Honório Barbosa
Especial para o A Praça
Na cidade de Iguatu, a exemplo de outros centros urbanos, há muitos vendedores autônomos de lanches, doces, salgados, que percorrem diariamente ruas e empresas oferecendo os seus produtos. Lucineide Alves de Sena, 47, é uma dessas trabalhadoras, que enfrentam o sol quente, pela manhã e tarde, a pé, vendendo filhós (feito de goma, massa de mandioca, frito no óleo), uma iguaria muito apreciada no sertão nordestino.
Ela chama a atenção dos moradores pelo tempo de trabalho e por usar peças do vestuário que combinam com o período que se vivencia. Agora, começou a usar um gorro e assume a personagem de ‘Mamãe-Noel’. Ao longo do ano usa roupa de vaqueira, de agricultora e nas festas juninas sai de chapéu de couro e vestido com estampa quadriculada, no estilo caipira. Os filhós são vendidos postos em uma bacia.
Nesse período de pandemia, o uso da máscara é indispensável, mas a vendedora lamenta a queda nas vendas – cerca de 40%. “As pessoas ainda estão com medo, não querem que a gente se aproxime”, pontuou. “Antes, vendia uns cem filhós por dia, agora caiu para sessenta”. Quem é vendedor autônomo tem de ter coragem e disposição diária, pois é a partir do trabalho que consegue o ganho para viver. “Se não trabalhar, não ganho, e como vou comer, viver?”, ensina. “Graças a Deus, criei duas filhas, agora estou criando um netinho de seis anos, tenho saúde e vontade de trabalhar”.
Estação
Lucineide Alves de Sena tem uma história de vida daquelas pessoas que começaram a trabalhar cedo e perderam parte da infância, sem estudo e com pouco tempo para brincadeiras.

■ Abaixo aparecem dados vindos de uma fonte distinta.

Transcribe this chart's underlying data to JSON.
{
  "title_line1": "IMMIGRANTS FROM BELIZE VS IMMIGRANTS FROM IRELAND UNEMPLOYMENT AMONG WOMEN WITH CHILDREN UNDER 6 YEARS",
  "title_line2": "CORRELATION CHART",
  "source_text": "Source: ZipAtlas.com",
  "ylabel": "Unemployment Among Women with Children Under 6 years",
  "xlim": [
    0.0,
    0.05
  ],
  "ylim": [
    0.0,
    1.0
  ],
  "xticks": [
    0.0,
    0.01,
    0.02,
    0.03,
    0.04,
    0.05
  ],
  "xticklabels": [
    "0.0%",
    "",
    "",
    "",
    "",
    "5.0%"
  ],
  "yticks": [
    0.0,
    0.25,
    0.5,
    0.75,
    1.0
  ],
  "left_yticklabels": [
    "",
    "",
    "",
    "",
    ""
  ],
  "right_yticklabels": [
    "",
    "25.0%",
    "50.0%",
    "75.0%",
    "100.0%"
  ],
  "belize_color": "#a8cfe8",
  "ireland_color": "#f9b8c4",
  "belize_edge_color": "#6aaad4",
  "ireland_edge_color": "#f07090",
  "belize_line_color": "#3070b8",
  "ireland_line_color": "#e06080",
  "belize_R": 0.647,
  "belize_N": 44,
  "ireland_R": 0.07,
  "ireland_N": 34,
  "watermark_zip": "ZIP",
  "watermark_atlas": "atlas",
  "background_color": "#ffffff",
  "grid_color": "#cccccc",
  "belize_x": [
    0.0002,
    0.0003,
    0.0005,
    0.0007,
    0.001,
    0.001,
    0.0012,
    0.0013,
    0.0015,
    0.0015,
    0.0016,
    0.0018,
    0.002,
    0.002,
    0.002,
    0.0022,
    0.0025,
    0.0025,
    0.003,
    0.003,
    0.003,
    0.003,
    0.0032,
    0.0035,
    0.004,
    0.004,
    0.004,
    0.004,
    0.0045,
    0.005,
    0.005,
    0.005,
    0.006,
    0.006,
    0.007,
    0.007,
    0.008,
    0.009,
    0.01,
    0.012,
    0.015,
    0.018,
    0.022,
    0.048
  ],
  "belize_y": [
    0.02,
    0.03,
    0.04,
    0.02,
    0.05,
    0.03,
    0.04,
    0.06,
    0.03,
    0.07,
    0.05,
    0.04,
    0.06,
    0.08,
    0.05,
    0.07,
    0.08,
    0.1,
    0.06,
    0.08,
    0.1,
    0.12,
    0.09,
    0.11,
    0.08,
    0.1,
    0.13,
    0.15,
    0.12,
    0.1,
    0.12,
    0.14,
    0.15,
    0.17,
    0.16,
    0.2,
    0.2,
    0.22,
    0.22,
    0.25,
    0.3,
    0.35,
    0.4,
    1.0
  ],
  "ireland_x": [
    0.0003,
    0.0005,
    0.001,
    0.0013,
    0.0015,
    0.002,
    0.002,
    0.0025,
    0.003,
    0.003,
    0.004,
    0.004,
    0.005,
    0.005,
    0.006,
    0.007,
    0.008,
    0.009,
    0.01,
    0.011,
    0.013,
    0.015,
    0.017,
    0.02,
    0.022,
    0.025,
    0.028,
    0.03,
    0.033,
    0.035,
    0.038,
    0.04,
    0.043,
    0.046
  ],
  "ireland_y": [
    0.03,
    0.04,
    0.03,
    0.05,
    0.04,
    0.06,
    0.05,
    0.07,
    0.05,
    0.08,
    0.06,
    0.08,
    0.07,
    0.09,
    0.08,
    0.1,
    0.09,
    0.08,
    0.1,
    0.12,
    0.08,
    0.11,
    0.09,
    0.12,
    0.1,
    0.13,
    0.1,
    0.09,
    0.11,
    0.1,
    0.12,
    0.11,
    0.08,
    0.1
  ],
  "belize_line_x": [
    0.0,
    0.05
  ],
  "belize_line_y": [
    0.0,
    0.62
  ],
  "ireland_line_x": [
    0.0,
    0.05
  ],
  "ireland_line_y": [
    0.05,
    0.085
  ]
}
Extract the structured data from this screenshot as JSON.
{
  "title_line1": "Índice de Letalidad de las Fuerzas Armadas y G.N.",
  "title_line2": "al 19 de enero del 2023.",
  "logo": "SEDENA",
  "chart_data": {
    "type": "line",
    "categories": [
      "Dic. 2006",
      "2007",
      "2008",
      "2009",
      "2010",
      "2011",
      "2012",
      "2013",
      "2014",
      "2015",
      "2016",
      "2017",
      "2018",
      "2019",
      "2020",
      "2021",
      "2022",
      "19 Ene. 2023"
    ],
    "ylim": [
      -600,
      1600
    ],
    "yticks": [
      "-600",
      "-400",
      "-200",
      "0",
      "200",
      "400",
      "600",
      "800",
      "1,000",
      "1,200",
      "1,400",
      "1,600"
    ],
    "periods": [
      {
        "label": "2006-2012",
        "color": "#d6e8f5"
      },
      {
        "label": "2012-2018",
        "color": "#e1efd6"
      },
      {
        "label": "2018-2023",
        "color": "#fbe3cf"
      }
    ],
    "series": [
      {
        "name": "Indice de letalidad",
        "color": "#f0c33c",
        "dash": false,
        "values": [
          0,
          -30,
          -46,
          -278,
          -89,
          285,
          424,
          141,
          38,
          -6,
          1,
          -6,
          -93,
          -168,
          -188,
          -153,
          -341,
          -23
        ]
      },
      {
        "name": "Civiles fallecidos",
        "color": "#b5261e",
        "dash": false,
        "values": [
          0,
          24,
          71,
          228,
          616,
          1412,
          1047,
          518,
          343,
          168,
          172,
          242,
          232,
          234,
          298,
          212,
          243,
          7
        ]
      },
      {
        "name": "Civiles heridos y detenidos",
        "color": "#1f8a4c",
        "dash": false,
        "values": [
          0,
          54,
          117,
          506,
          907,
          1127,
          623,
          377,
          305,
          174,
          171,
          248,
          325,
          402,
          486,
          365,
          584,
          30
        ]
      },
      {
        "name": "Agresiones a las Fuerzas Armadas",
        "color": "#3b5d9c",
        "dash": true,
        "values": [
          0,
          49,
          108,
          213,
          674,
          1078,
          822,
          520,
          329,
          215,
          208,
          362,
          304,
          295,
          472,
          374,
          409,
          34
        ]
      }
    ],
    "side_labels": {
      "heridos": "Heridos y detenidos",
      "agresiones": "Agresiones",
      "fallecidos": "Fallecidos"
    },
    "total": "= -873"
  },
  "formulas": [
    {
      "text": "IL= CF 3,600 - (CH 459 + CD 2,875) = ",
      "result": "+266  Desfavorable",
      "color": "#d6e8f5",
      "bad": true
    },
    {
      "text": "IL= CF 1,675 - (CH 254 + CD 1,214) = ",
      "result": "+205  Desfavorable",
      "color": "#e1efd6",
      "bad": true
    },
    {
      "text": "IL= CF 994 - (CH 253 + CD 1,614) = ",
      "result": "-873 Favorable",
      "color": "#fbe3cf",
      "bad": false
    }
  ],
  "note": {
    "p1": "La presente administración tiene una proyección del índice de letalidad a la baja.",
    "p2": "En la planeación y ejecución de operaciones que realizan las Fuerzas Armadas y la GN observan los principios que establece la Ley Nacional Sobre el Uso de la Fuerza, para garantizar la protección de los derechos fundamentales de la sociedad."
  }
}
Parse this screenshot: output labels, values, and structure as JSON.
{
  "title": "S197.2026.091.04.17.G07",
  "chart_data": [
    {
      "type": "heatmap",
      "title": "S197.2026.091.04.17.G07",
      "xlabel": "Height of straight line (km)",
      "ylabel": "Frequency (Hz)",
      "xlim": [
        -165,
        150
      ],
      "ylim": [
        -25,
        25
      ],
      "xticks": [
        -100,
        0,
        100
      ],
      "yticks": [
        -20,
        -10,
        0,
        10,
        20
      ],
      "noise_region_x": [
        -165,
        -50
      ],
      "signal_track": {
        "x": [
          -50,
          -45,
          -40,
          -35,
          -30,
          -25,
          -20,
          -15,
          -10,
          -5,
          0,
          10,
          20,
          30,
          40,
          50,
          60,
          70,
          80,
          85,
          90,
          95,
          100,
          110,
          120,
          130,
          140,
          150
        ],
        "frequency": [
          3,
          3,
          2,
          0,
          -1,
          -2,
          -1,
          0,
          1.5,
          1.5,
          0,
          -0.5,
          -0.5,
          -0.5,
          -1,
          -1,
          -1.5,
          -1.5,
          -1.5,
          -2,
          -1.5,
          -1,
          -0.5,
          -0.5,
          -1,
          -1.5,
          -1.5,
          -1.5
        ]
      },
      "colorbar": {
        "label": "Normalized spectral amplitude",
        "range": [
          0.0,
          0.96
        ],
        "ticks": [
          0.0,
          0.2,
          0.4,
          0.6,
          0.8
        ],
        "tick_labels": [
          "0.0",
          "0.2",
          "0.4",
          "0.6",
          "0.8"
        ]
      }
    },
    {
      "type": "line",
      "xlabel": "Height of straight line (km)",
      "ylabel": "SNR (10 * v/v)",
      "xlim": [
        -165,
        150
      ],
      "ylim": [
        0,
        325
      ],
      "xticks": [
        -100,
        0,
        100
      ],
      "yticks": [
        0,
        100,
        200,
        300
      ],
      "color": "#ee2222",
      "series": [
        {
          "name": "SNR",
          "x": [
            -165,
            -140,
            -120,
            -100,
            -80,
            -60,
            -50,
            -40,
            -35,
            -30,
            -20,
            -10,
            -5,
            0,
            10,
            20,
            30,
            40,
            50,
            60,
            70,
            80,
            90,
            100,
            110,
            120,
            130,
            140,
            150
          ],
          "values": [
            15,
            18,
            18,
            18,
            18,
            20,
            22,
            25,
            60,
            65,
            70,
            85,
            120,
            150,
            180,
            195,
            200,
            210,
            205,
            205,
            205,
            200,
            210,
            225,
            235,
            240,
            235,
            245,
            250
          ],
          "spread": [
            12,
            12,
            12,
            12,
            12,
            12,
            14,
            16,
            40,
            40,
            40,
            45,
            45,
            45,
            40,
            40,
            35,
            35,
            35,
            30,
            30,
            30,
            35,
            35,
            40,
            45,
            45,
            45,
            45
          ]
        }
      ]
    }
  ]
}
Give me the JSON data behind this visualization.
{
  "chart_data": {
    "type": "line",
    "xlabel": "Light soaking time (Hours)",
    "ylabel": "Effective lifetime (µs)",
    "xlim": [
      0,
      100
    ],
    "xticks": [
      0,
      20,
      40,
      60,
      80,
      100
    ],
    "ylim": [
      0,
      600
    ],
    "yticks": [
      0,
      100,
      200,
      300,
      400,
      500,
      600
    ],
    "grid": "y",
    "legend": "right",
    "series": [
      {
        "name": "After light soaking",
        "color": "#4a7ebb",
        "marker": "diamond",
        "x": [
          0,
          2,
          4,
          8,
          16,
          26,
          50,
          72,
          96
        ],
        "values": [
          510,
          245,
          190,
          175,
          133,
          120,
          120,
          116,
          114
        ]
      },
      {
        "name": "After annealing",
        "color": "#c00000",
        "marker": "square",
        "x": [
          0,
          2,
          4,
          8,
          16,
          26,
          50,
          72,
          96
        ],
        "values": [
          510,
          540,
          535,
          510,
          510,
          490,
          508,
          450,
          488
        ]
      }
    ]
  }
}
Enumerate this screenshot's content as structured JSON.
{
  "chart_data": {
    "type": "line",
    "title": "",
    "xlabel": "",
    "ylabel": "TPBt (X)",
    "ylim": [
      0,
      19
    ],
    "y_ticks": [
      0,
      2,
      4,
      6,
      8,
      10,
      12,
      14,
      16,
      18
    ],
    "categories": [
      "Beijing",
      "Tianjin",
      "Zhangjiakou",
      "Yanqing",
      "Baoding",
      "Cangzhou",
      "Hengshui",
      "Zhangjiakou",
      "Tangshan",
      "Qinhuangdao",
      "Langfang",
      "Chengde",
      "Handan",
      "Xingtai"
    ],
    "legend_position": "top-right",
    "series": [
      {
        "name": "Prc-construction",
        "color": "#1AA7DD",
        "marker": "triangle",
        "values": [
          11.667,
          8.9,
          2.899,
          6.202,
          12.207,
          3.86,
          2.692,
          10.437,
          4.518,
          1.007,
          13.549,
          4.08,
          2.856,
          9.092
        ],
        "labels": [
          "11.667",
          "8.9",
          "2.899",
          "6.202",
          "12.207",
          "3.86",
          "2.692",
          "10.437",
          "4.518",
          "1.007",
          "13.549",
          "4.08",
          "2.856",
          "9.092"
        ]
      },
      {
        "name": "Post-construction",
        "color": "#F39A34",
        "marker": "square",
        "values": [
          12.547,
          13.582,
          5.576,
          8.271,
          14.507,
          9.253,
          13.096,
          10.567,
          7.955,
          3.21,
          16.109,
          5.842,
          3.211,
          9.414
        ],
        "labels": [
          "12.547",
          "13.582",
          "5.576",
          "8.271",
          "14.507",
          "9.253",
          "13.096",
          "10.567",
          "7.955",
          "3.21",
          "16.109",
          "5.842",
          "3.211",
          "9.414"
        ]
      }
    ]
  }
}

Era preciso ajudar a mãe, Aurineide, que fazia e vendia tapioca, peixe frito, café, chá, bolo, água, pastel, filhós, na estação de trem. “Comecei trabalhar aos oito anos vendendo para os passageiros do trem que fazia a linha Fortaleza para Juazeiro (do Norte)”, contou. “Era um tempo bom, vendia bem, e trabalhava em só lugar, mas hoje tenho de andar muito e vendo pouco”.
O trem passava diariamente em Iguatu às 7 horas e às 19 horas. Dos tempos de criança e adolescente na estação ferroviária ficaram boas lembranças. “A gente vendia água fria, em quartinha de barro e em copo de alumínio”. A água era servida no mesmo copo para várias pessoas. “Não tinha doença, como agora”, comparou.
No período de 1997 a 2007, Lucineide Sena foi morar e trabalhar em São Paulo como empregada doméstica, faxineira e vendedora de lanches. Depois retornou a Iguatu e decidiu vender apenas filhós. “Sou a mulher dos filhós”, frisou. Ela aprendeu a fazer a iguaria com a mãe.
Até morrer
E qual o segredo para conseguir vender: “É tratar bem os clientes e agradecer a Deus”. Separada, tem duas filhas casadas. No ano passado, uma das filhas ficou viúva e a avó passou a criar o neto de seis anos de idade, que às vezes a acompanha nas vendas, pelas ruas da cidade.
E o que Lucineide Sena diz da vida? “Dou graças a Deus por estar viva e agradeço por ter vencido, criado minhas filhas”. E até quando, quer trabalhar? A resposta vem na ponta da língua: “Quero continuar vendendo até morrer”.